Le juif laissa tomber sa tête alourdie sur sa poitrine.

La momie prit ce geste pour un acquiescement.

–«Allons, continua-t-elle, viens signer ce pacte: pose tes lèvres sur mon front et tout sera convenu!»

Le juif se leva en chancelant pour faire ce qui lui était commandé; mais à ce moment le vent souffla sa lampe, sa porte s’entr’ouvrit, l’air frais lui frappa la figure, il se réveilla.

Il regarda la momie, à la lueur pâle du petit jour; la momie était à sa place.

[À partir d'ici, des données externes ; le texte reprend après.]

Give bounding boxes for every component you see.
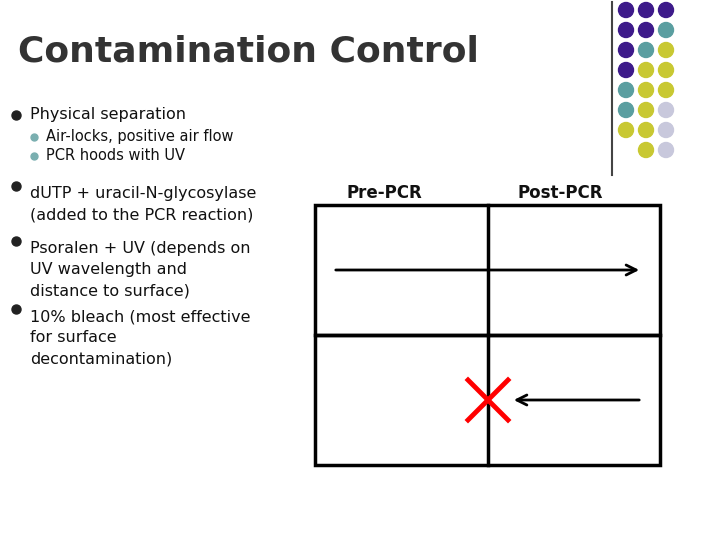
Circle shape <box>618 83 634 98</box>
Circle shape <box>659 3 673 17</box>
Text: 10% bleach (most effective
for surface
decontamination): 10% bleach (most effective for surface d… <box>30 309 251 366</box>
Circle shape <box>659 103 673 118</box>
Circle shape <box>659 43 673 57</box>
Text: Contamination Control: Contamination Control <box>18 35 479 69</box>
Circle shape <box>639 63 654 78</box>
Circle shape <box>618 103 634 118</box>
Text: Psoralen + UV (depends on
UV wavelength and
distance to surface): Psoralen + UV (depends on UV wavelength … <box>30 241 251 298</box>
Circle shape <box>659 63 673 78</box>
Circle shape <box>639 43 654 57</box>
Circle shape <box>659 23 673 37</box>
Circle shape <box>639 83 654 98</box>
Circle shape <box>639 3 654 17</box>
Circle shape <box>639 23 654 37</box>
Circle shape <box>618 43 634 57</box>
Text: Physical separation: Physical separation <box>30 107 186 123</box>
Circle shape <box>659 83 673 98</box>
Text: Post-PCR: Post-PCR <box>517 184 603 202</box>
Text: Pre-PCR: Pre-PCR <box>346 184 422 202</box>
Circle shape <box>618 123 634 138</box>
Text: Air-locks, positive air flow: Air-locks, positive air flow <box>46 130 233 145</box>
Circle shape <box>639 103 654 118</box>
Circle shape <box>659 143 673 158</box>
Circle shape <box>618 23 634 37</box>
Text: PCR hoods with UV: PCR hoods with UV <box>46 148 185 164</box>
Circle shape <box>618 3 634 17</box>
Circle shape <box>659 123 673 138</box>
Text: dUTP + uracil-N-glycosylase
(added to the PCR reaction): dUTP + uracil-N-glycosylase (added to th… <box>30 186 256 222</box>
Circle shape <box>639 143 654 158</box>
Circle shape <box>618 63 634 78</box>
Circle shape <box>639 123 654 138</box>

Il ferma sa porte à double tour, ouvrit la boîte égyptienne et fut rassuré en voyant dedans sa Cléopâtre couverte de bandelettes et enduite d’aromates.

–Et si je n’avais pas rêvé? pensa-t-il.

Quant à notre montreur de figures de cire, il détalait le soir même du côté de la Haye, satisfait de sa ruse qui, en excitant la cupidité du juif, lui donnait le temps d’échapper à d’inévitables représailles.